This article and survey come from New Energy Update.
Onshore wind participants predict more revenue-sharing, digitalization and multi-project contracts in the operations and maintenance sector while service providers plan to expand spare parts capabilities, a new survey by New Energy Update shows.
Ageing wind fleets, falling technology costs, and increasing competition between power generation technologies have raised the importance of wind operations and maintenance (O&M).
The continuing drive towards lower wind costs has accelerated competition in O&M markets and spurred innovations in O&M contracting.
The importance of O&M costs within the levelized cost of energy (LCOE) can vary widely between wind projects and markets, according to a new survey by New Energy Update.
Some 54% of wind plant owners said that O&M costs account for between 10% and 30% of LCOE, while 12% said O&M costs represent more than 30% of costs. Around 36% said costs represented less than 10% of LCOE. Responses were gathered from 34 asset owners – a further 37 could not provide an estimation.
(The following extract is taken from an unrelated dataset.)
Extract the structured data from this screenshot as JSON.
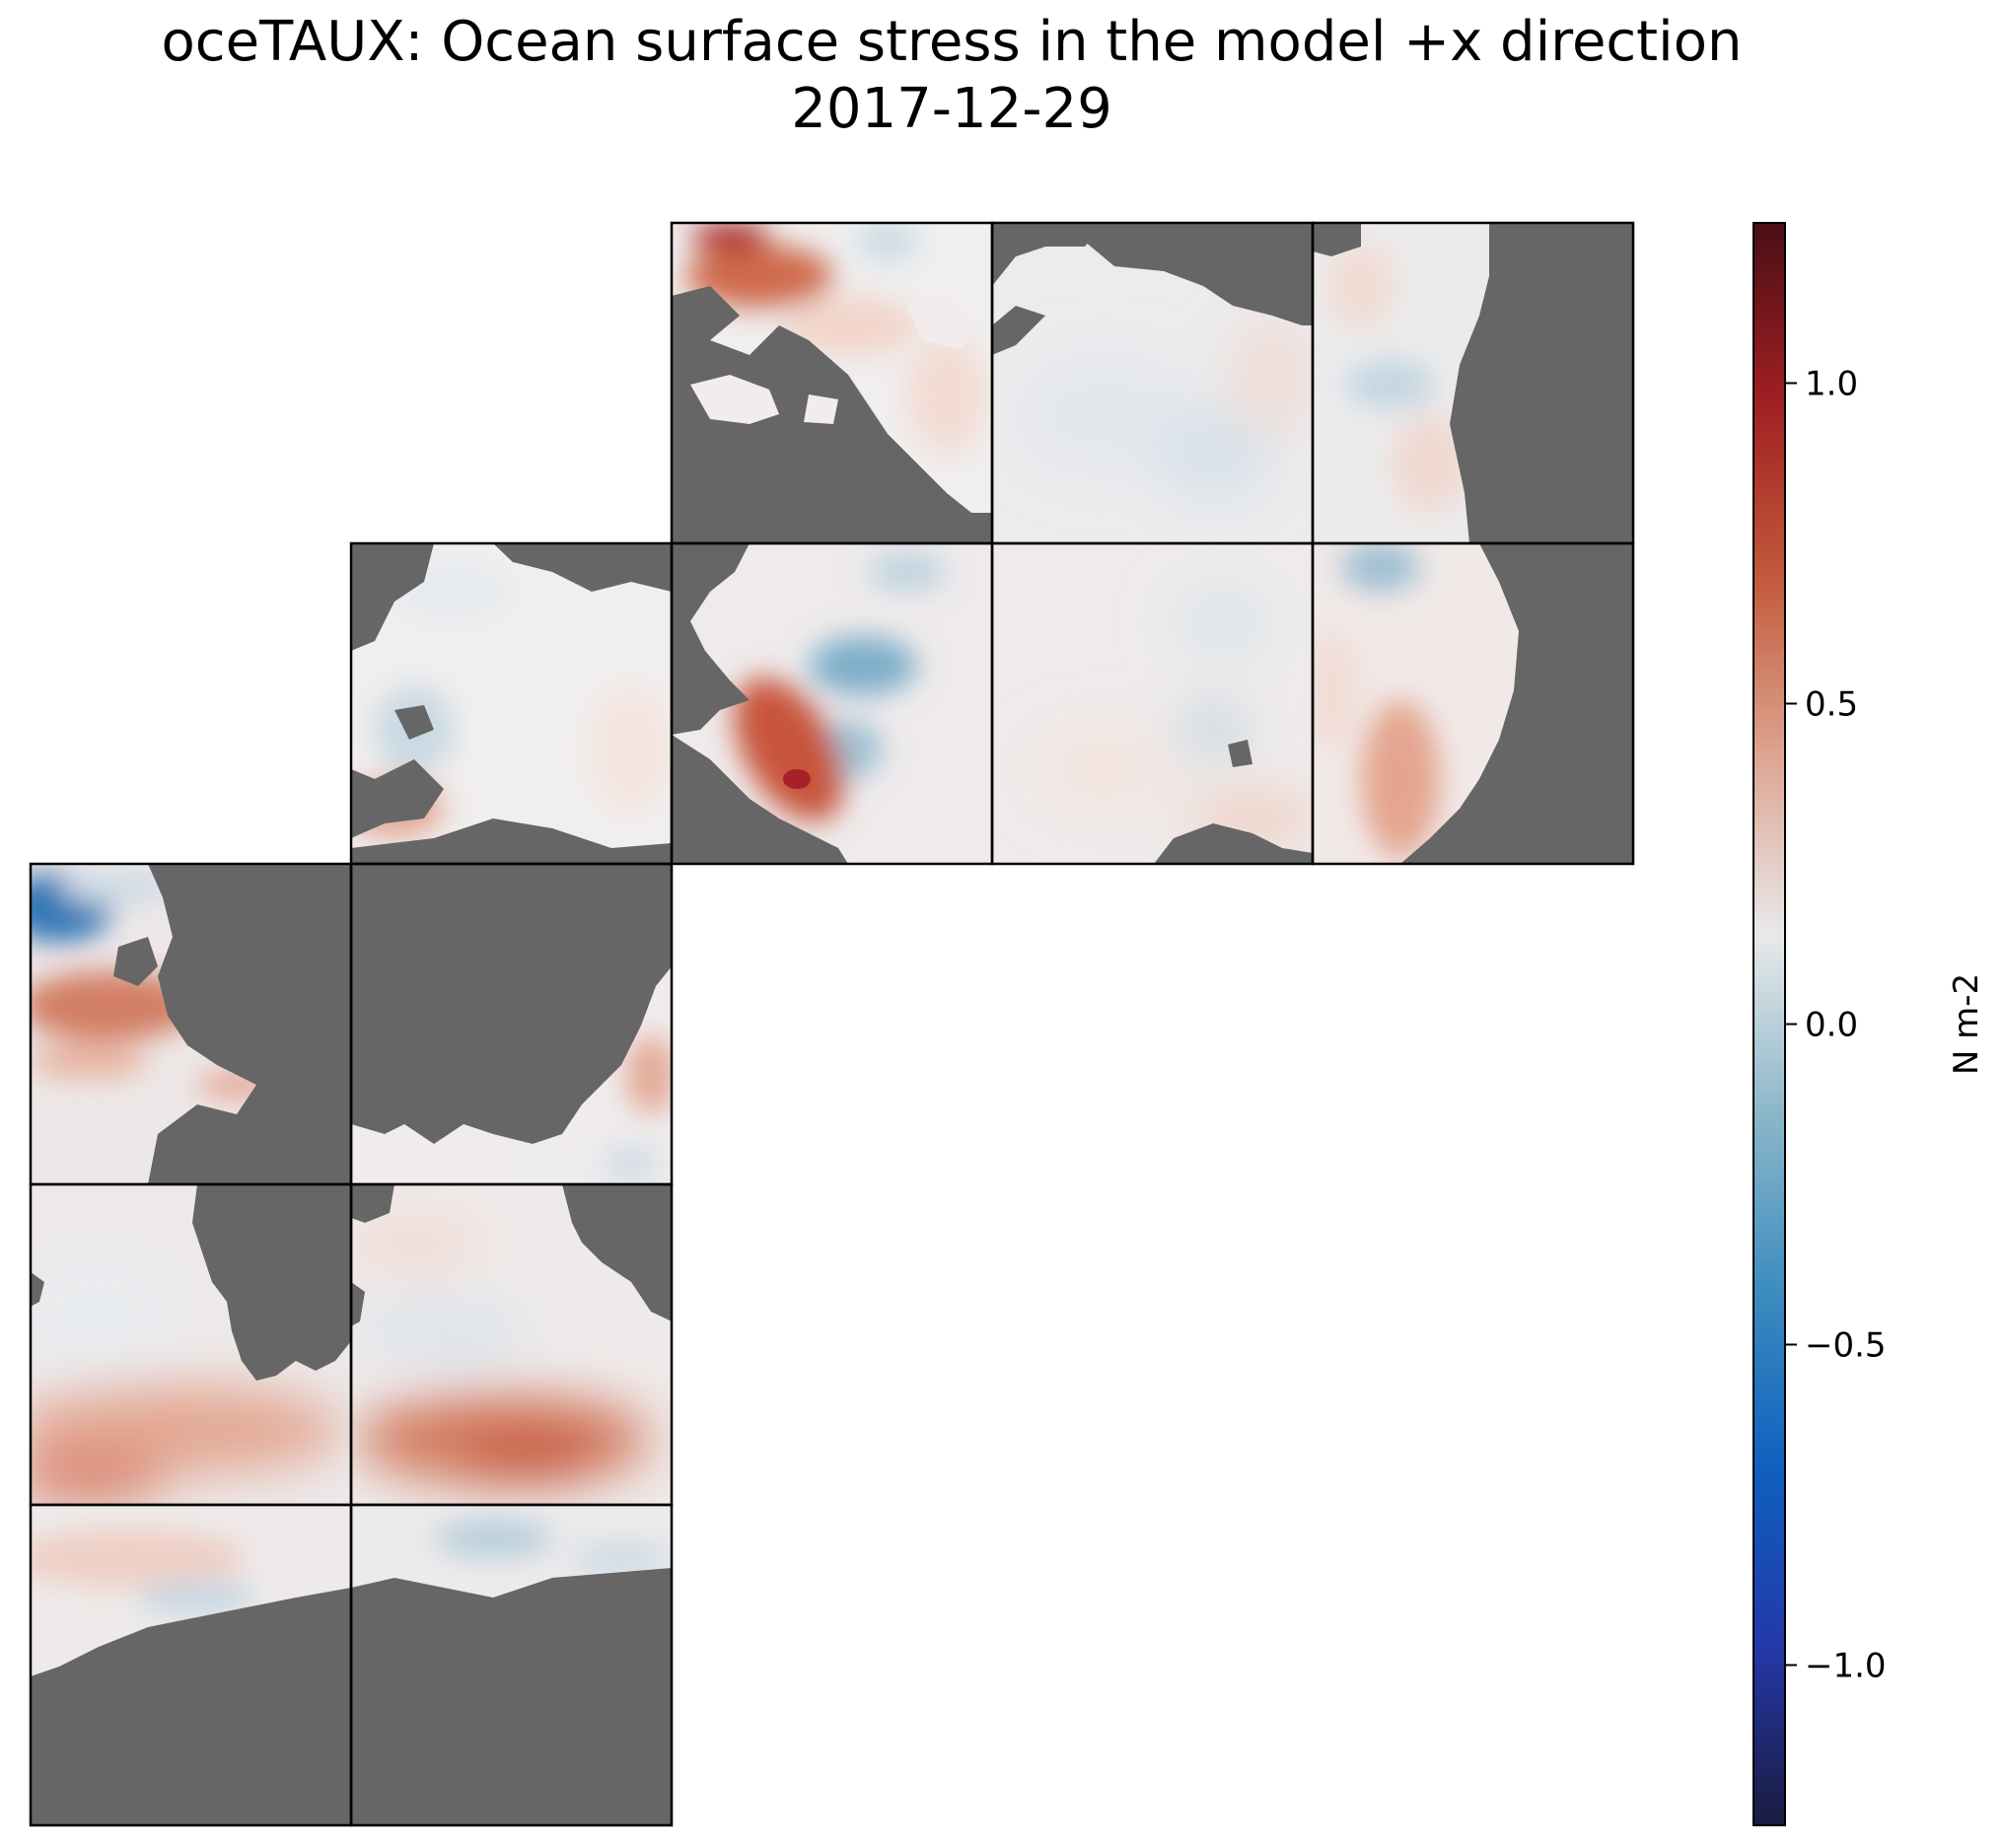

Conducted in March, the survey polled 557 wind industry participants. Around 60% of respondents focused on North America or Europe. Around 20% of respondents focused on Asia and around 15% focused on Africa with the remainder active in South America and Australasia.
Some 46% of owners said they received the bulk of their revenue from turbines operational for less than five years. Around 31% were more active with turbines of between five and 10 years and 23% more active on turbines of over 10 years.
Around 46% of owners estimated onshore wind O&M costs between $20,000 and $30,000 per MW per year but 32% estimated higher O&M costs for their assets, according to the survey.
Indeed, IHS Markit recently warned that despite technology gains and growing operational experience, the North American wind industry faces rising O&M costs in the coming years due to ageing fleets.